I’m leaving Europe for the summer to explore Russia, Mongolia and China.
This adventure started with a visit to a travel fair. It was also a first date with a fellow traveller, who consequently ran off to Brazil for 3 months. Readers who’ve dated travellers would understand the issues that involves. I just hope he wasn’t running away from me… But I’m digressing.
Most of the fair’s countless stalls advertised popular European destinations, India, South American countries, Thailand and so forth, and were swarmed by people. But what appealed the most to me was tucked away in the corner, already off the beaten track with a only a couple of stands and virtually no one looking around. Mongolia.
I must admit, I knew almost nothing about the country, its history, its culture, its political or economic situation. But photos of its exotic yurts, romantic horse-rides across endless expanses enchanted me, entered my veins and planning a trip there became my focus for the next 4 months.
I decided that if I was to go that far, I should discover Russia and China at its borders, countries which I had always been fascinated to visit. Initially I planned to do the world famous Trans-Mongolian Railway, but 2 months is little time to cover all that ground, which necessitates days and days in trains, time that I simply didn’t have. So I decided to go between many of the destinations in planes. Hours were spent researching the options, trying to find the most economical way of getting from A to B.
I read travel guides on paper and spent countless hours on the internet. Mongolia proved to be a tricky destination. There is little transport across vast distances, and with less than a month I would have little chance to see much using local buses and public transport. Doing so would waste days but would not get me into the middle of nowhere, which was the point of the trip. Moreover, reaching the reindeer peoples and eagle hunters, who fascinated me, would be virtually impossible alone.
In one of the Facebook groups for backpacker in Mongolia, I met an Indian lady, who was also going to Mongolia with a friend, and we ended up planning the 25 day tour together. It was more economical for them and enabled me to cover a lot of ground in a short amount of time and for a rate I could afford. I am hoping that three travellers is not a crowd and that my future companions are as fun and friendly as they seem on the internet. I am used to travelling alone and being extremely independent, so I keep my fingers crossed that this all works out.
I will spend little time in Russia, less than 10 days in order to be able to do the Mongolian tour — the crux of my trip — and so I chose St Petersburg, a day-long stopover in the ‘must-do’ Moscow, then Irkutsk, and a trip to the shamanic Olkhon Island — a huge lake-bound strip of land floating in the waters of the majestic Baikal.
To get a visa for China, one needs an exhaustive complete itinerary with hostels booked in advance, and after some finger spinning on the map I have chosen Beijing, Xi’an, Chengdu, Guilin, Yangshuo, finishing in Hong Kong. This is provisional and is likely to change as I meet fellow backpackers with potentially better ideas.

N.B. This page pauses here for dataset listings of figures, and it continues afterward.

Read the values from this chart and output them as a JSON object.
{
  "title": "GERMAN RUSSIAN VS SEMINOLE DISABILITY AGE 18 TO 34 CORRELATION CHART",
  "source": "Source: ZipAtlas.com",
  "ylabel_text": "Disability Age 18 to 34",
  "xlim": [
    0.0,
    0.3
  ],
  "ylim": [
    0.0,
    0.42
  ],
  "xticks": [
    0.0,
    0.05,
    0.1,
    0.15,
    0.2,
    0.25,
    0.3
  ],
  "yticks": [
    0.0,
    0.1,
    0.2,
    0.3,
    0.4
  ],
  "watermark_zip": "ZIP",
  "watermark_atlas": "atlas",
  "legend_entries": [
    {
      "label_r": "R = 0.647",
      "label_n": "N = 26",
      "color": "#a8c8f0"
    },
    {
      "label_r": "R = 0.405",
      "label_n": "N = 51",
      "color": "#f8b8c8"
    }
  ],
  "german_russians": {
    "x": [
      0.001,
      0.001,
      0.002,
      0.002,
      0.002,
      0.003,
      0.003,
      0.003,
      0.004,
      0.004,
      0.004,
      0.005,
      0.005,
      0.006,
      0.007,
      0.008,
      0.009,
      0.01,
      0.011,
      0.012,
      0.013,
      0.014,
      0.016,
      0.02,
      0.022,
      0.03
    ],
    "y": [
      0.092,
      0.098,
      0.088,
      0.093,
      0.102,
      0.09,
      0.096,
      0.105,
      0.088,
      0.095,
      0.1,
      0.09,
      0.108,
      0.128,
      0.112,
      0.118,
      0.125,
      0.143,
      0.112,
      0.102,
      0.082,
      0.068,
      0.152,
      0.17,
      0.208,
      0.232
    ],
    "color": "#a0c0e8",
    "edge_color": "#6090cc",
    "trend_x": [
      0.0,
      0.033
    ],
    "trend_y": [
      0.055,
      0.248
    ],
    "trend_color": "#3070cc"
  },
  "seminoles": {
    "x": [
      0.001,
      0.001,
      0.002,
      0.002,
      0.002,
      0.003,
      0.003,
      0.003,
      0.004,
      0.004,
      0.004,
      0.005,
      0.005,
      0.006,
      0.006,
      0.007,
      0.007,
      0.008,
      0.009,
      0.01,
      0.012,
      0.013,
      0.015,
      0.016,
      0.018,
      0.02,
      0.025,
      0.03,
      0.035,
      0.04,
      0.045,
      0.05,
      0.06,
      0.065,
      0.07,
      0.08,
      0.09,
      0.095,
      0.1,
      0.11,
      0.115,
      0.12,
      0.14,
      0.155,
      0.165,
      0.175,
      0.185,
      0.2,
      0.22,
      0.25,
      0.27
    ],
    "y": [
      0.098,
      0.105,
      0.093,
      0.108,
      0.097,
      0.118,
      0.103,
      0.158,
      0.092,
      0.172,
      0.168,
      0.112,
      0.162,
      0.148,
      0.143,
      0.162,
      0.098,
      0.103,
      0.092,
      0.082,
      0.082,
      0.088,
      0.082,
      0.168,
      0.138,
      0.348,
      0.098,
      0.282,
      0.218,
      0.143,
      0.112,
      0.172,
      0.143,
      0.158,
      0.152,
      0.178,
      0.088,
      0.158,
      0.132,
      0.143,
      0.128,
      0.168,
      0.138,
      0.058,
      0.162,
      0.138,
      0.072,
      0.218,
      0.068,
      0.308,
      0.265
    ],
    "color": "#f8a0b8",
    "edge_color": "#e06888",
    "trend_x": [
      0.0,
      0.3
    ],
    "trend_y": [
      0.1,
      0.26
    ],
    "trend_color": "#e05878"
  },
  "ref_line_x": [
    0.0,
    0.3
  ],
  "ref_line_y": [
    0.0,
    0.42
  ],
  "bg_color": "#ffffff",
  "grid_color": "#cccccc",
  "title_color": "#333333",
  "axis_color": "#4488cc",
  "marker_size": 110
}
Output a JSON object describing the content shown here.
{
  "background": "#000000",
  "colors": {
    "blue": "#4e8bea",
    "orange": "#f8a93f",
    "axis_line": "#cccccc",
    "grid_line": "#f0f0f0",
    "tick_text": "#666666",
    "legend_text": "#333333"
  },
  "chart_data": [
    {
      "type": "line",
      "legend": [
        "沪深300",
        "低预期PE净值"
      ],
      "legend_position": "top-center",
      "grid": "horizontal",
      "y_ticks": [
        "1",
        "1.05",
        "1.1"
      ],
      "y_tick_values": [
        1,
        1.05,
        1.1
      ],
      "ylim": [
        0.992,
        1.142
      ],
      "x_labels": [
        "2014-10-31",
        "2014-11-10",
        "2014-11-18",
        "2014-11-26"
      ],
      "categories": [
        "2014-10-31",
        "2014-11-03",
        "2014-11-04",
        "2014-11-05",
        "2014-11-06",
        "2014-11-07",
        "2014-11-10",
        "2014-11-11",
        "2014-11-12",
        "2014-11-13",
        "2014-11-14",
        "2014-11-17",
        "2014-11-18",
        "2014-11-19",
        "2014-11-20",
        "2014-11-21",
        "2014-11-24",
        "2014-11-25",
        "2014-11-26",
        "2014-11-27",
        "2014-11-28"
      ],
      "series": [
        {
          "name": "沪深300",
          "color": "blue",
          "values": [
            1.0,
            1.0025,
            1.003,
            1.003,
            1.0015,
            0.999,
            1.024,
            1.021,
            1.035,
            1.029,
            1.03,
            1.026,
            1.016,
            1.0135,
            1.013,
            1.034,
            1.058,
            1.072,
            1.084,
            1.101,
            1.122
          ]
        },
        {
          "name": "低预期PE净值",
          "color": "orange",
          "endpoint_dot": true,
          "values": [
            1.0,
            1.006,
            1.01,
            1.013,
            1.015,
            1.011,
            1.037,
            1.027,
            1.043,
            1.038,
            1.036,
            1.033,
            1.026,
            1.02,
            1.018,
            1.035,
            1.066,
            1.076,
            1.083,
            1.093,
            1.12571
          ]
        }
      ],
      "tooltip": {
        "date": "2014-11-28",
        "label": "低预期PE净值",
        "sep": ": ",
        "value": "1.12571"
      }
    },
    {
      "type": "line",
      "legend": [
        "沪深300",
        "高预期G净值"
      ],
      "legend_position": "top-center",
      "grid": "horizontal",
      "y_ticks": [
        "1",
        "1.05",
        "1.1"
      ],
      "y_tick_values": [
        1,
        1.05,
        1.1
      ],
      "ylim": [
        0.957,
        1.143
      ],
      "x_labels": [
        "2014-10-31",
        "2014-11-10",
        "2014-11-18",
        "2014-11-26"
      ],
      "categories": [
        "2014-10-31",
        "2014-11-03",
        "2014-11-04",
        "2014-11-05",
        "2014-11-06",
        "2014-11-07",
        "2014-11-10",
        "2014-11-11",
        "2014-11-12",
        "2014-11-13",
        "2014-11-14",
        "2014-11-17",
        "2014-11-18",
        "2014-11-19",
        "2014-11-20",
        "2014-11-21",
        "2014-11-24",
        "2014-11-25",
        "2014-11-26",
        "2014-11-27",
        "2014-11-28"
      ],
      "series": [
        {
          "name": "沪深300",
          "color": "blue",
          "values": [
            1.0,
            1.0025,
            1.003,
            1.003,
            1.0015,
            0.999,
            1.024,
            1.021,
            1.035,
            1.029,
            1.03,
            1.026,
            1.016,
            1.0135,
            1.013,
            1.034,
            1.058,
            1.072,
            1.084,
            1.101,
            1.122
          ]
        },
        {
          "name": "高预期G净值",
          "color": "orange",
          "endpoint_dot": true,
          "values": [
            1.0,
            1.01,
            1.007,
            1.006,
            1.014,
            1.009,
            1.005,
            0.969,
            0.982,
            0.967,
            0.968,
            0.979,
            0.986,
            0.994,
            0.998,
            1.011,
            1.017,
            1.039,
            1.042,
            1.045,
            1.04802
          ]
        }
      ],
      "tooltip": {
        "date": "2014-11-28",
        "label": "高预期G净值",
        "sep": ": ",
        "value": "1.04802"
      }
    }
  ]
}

Crazy foreigner, with experience
With what eyes do I leave on this trip? From the few anthropology lectures attended at the university I learnt not to place my judgements on other cultures and ways of living but to experience them as they are. It is not a question of political correctness but of respect and pragmatism. When travelling I like to observe and learn, to try and put myself into the skin of the ‘other’ as far as that’s possible.
Clearly I will need to leave behind my Western materialistic habits. Things won’t be as easy and physically comfortable as in Europe. Hygiene in the outback is likely to be limited, and I wonder how I will stomach the food. Obviously with my English-rose skin and my light ginger hair, I will immediately stick out as a foreigner. This is compounded by my inability to speak Russian, Mongolian or Chinese.
But I have already assumed this role many a time on my previous travels. Back in Ecuador, over 10 years ago, in a tiny little village in the highlands, teaching English to the local children, milking the cows twice a day and hiding from other tourists, I was known as ‘la gringa loca’ (the crazy foreigner).
I certainly have not been passing unnoticed, nor is my character is inclined that way. I guess I’m flame-haired in every way: enthusiastic, loud-mouthed and demonstrative in my demeanour. However hard I try to be calmer, it is a part of who I am. And I’m looking forward to soaking up places, peoples and cultures, and enjoy the magic results of trying to ‘fit in’.